Malgré son impact considérable sur le climat et sur la santé (notamment à cause du bruit), rien ne pénalise l’aviation à ce jour. Au contraire, le secteur est plutôt privilégié : en plus d’être largement subventionné via les aéroports (sans parler des soutiens Covid1), il bénéficie d’exonérations fiscales majeures et d’aides qui faussent la concurrence. L’aviation ne paie pas de taxe sur les carburants, ne porte pas de TVA sur les billets de liaisons internationales et est sortie du fameux marché d’échange de droit émission CO2 européen.

La situation dure depuis longtemps, mais elle commence à faire tache. En août 2021, le Conseil supérieur des finances (CSF) indiquait notamment dans un rapport sur les réformes fiscales futures que “l’absence d’accises sur le kérosène pour le secteur aérien et l’absence de TVA sur la vente de billets d’avion ne sont justifiées ni par des raisons économiques ou sociales, et encore moins pour des raisons écologiques”. Le relèvement des accises sur le kérosène au niveau de ceux du diesel ou de l’essence permettrait même de ramener 1,15 milliard d’euros par an dans les caisses de l’État.

Outre l’introduction de la TVA sur les billets d’avion, qui permettrait à la Belgique d’engranger 202 millions d’euros par an, le CSF proposait également une troisième mesure : une taxe d’embarquement de 10 euros par billet d’avion pour les départs (transfert et transit inclus) qui pourrait engranger jusqu’à 142 millions d’euros chaque année.

Cette mesure existe déjà ailleurs : en Europe, au moins huit pays de l’UE ont déjà mis en place une taxe sur les billets d’avions2, sans pour autant causer de délocalisation des vols ou des emplois comme certains opposants le suggèrent. Ces taxes varient sur l’assiette (courtes ou longues distances, économy ou business class…) et sur le montant (de 1,5€ en France jusqu’à 30€ en Suède et même 112€ en Suisse).

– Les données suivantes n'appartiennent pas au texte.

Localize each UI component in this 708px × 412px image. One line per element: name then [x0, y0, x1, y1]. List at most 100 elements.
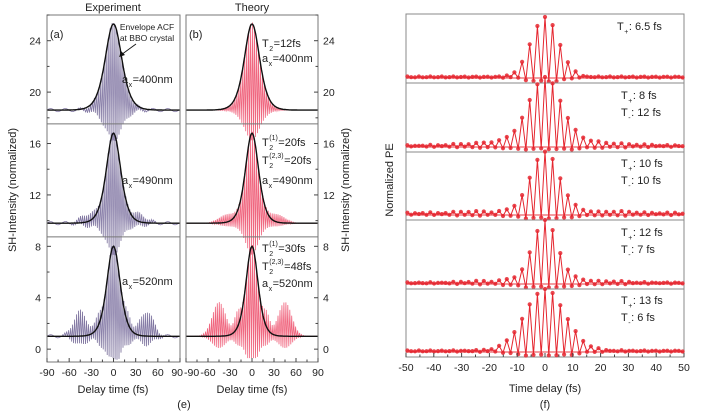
x-tick-label: 60	[152, 367, 164, 379]
pe-marker	[569, 215, 574, 220]
x-axis-label-f: Time delay (fs)	[509, 383, 581, 395]
pe-marker	[604, 279, 609, 284]
y-tick-label: 16	[29, 139, 41, 151]
pe-marker	[474, 140, 479, 145]
x-tick-label: 0	[111, 367, 117, 379]
pe-marker	[531, 352, 536, 357]
x-axis-label-b: Delay time (fs)	[217, 384, 288, 396]
trace-label: T 2 (1) =30fs	[262, 241, 306, 258]
fringe-trace	[186, 131, 318, 255]
y-tick-label: 0	[35, 344, 41, 356]
pe-marker	[474, 209, 479, 214]
pe-marker	[649, 210, 655, 215]
pe-marker	[489, 279, 494, 284]
label-rest: =520nm	[273, 278, 313, 290]
pe-marker	[520, 115, 525, 120]
pe-marker	[542, 217, 548, 223]
pe-marker	[565, 267, 571, 272]
pe-marker	[562, 352, 567, 357]
y-tick-label: 20	[323, 87, 335, 99]
pe-marker	[527, 42, 532, 47]
y-tick-label: 0	[323, 344, 329, 356]
label-rest: : 6 fs	[631, 312, 655, 324]
x-tick-label: 30	[623, 362, 635, 374]
pe-marker	[504, 207, 509, 212]
y-tick-label: 12	[323, 190, 335, 202]
pe-marker	[554, 285, 559, 290]
label-main: T	[262, 137, 269, 149]
annotation-arrow	[120, 43, 137, 56]
x-tick-label: -10	[510, 362, 525, 374]
label-rest: =48fs	[284, 261, 312, 273]
label-sub: x	[129, 183, 133, 190]
label-rest: =520nm	[133, 276, 173, 288]
label-rest: =400nm	[133, 74, 173, 86]
pe-marker	[428, 210, 433, 215]
pe-marker	[569, 283, 574, 289]
pe-marker	[443, 211, 448, 216]
pe-marker	[611, 279, 616, 284]
pe-marker	[604, 348, 609, 353]
pe-marker	[565, 193, 571, 198]
pe-marker	[466, 209, 471, 215]
trace-label: a x =490nm	[122, 175, 173, 190]
label-main: T	[262, 155, 269, 167]
pe-marker	[665, 143, 670, 148]
pe-marker	[527, 97, 532, 103]
pe-marker	[569, 147, 574, 152]
pe-marker	[558, 251, 563, 256]
label-rest: : 12 fs	[633, 227, 663, 239]
pe-marker	[535, 157, 540, 162]
pe-marker	[573, 127, 578, 132]
pe-marker	[596, 346, 601, 351]
y-tick-label: 16	[323, 139, 335, 151]
pe-marker	[581, 73, 586, 79]
pe-marker	[466, 279, 471, 285]
label-sup: (1)	[269, 241, 278, 248]
caption-e: (e)	[177, 399, 190, 411]
label-main: a	[262, 53, 269, 65]
pe-marker	[535, 23, 540, 29]
pe-marker	[504, 338, 509, 343]
label-main: a	[122, 74, 129, 86]
pe-marker	[634, 142, 639, 147]
trace-label: T-: 6 fs	[621, 312, 655, 327]
x-tick-label: 10	[567, 362, 579, 374]
label-rest: =490nm	[273, 175, 313, 187]
label-sub: x	[129, 82, 133, 89]
pe-marker	[596, 209, 601, 214]
pe-marker	[527, 250, 532, 255]
pe-marker	[554, 146, 559, 152]
pe-marker	[531, 284, 536, 289]
pe-marker	[573, 69, 578, 74]
pe-marker	[596, 139, 601, 144]
label-rest: =400nm	[273, 53, 313, 65]
label-sub: -	[628, 183, 631, 190]
pe-marker	[542, 149, 548, 154]
pe-marker	[520, 193, 525, 198]
label-sup: (1)	[269, 135, 278, 142]
x-tick-label: 0	[249, 367, 255, 379]
trace-label: a x =400nm	[262, 53, 313, 68]
pe-marker	[581, 338, 586, 344]
label-sub: +	[628, 98, 632, 105]
label-sub: 2	[269, 251, 273, 258]
pe-marker	[581, 135, 586, 140]
pe-marker	[565, 60, 571, 65]
pe-marker	[550, 81, 555, 86]
y-tick-label: 12	[29, 190, 41, 202]
trace-label: T +: 10 fs	[621, 158, 663, 173]
pe-marker	[581, 207, 586, 212]
pe-marker	[539, 352, 544, 357]
envelope-curve	[186, 245, 318, 337]
label-main: a	[262, 175, 269, 187]
label-sub: 2	[269, 145, 273, 152]
pe-marker	[512, 203, 517, 208]
label-main: a	[262, 278, 269, 290]
annotation-line1: Envelope ACF	[120, 22, 174, 32]
trace-label: T 2 (1) =20fs	[262, 135, 306, 152]
fringe-trace-outline	[46, 245, 180, 360]
pe-marker	[451, 141, 456, 147]
label-sup: (2,3)	[269, 259, 283, 266]
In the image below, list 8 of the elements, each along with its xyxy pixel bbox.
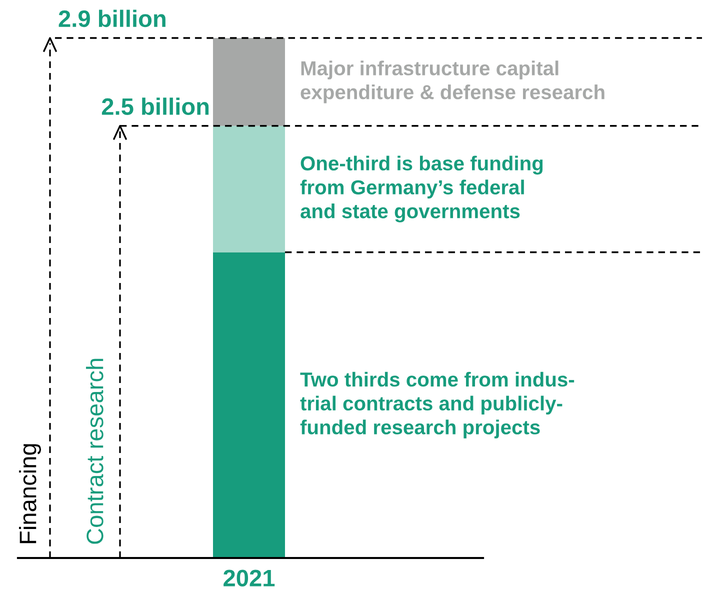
series-label: Major infrastructure capital expenditure & defense research: [300, 60, 604, 104]
text: Financing: [18, 444, 42, 544]
ref-line-label: 2.5 billion: [102, 98, 209, 115]
ref-line-label: 2.9 billion: [58, 10, 166, 28]
series-label: Two thirds come from indus- trial contracts and publicly- funded research projects: [300, 372, 574, 438]
x-tick-label: 2021: [224, 570, 275, 586]
text: Contract research: [86, 358, 104, 544]
series-label: One-third is base funding from Germany’s federal and state governments: [300, 156, 543, 222]
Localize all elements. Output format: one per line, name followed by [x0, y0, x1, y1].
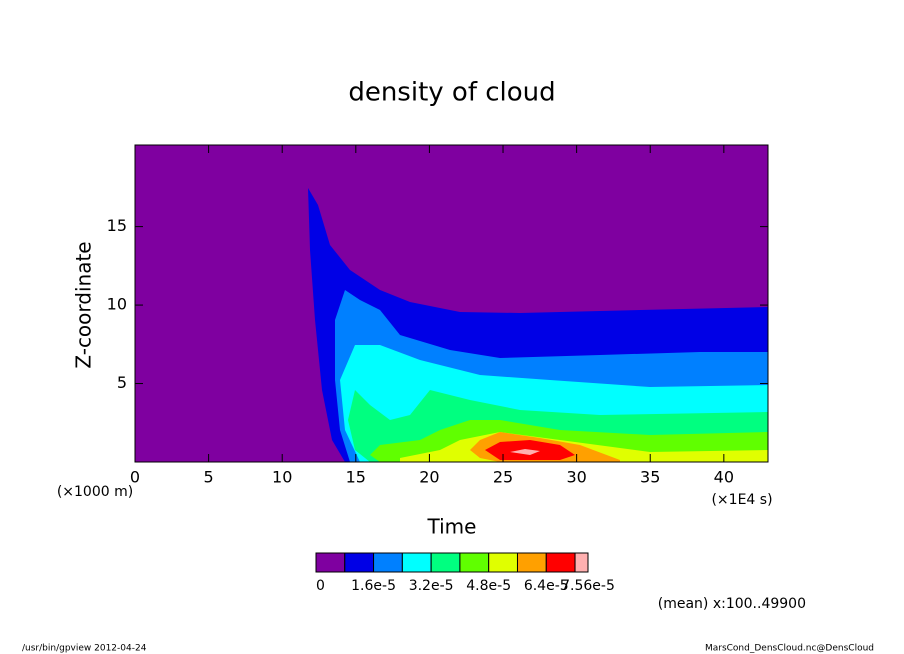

C’est une telle taxe d’embarquement qui figure au programme du gouvernement fédéral, dans une version light visant en priorité les vols commerciaux courts. Un montant de 30 millions d’euros a ainsi été inscrit au budget 2022. Reste à définir les contours concrets de la taxe : quels types de vols seront concernés, quelles distances, quels montants ? Les discussions entre partenaires sont loin d’être simples mais devraient aboutir en début d’année.

Rappelons qu’en parallèle, l’accord de gouvernement engage la Belgique au niveau européen et international à amener le débat en faveur de la révision de l’exonération actuelle de taxe sur le kérosène. Par ailleurs, Georges Gilkinet a déjà annoncé viser la transition de l’aérien vers le rail, notamment en débloquant des budgets de soutien aux compagnies qui amènent des trains de nuit.

On ne lâche rien !

1Plus de 40 Md€ de fonds publics à ce jour rien qu’en Europe et le même montant aux Etats-Unis – https://www.transportenvironment.org/challenges/planes/subsidies-in-aviation/bailout-tracker/

2A noter également, la Norvège et la Suisse taxent le kérosène domestique.